College officials announced Thursday that the Duke Endowment, a nonprofit focused on strengthening North and South Carolina communities, has committed $60 million for the project, which is the largest gift in the college’s history. Officials said the gift inspired another donation of $25 million from California businessman and philanthropist Bob Abernethy. Abernethy’s father, George Abernethy, was a Davidson professor who founded the college’s philosophy department and co-founded the humanities department. The revamped library will be named after George Lawrence Abernethy.

The announcement said that the gifts will help “answer the global question of how a library, with a deep collection of physical books, reimagines itself in a digital age. The revamped library will help prepare Davidson students for solving problems in the world that didn’t exist when they enrolled.”

Doug Hicks, Davidson’s president, said a transformed library is vital to this shift.

“Davidson students learn differently today than they did 50, 20 or even five years ago,” he said in the announcement. “It is our responsibility to provide our students, faculty and community with the kinds of academic spaces and resources they need to contribute to the world today.”

The current library was built in 1974 with a focus on book storage.
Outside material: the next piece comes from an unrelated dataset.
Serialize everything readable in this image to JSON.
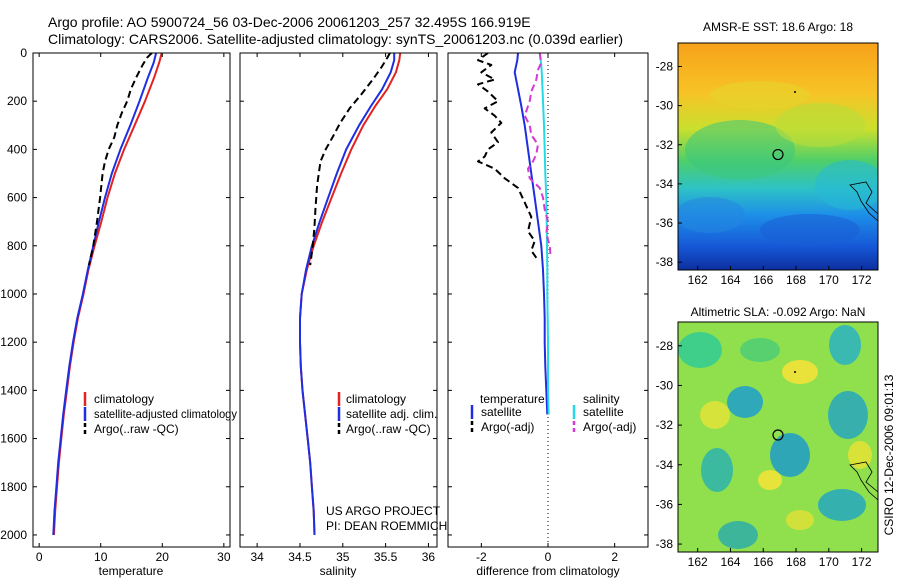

While books will still be readily available, the new, modernized space will focus on fostering collaboration, research and experimentation.

“We recognize that engagement with information and technology is a foundational skill for our students and that they are increasingly asked to produce work that is digital in nature—podcasts videos, websites, data visualizations, etc,” the college said in an email to Inside Higher Ed. “The transformed library will offer a wider array of tools that are essential for this kind of digital scholarship.”

“Books and periodicals remain vital in [the learning] process, and so do digital resources and spaces for innovative group work,” Hicks said.

Libraries have long served as a reference point for research, citation concerns and information technology issues on campus. This often morphs into a catch-all for innovation, particularly with the rise of artificial intelligence. Several librarians have begun spearheading AI guidelines, and a report released earlier this month stated higher education is believed to be the most trusted to ethically handle artificial intelligence.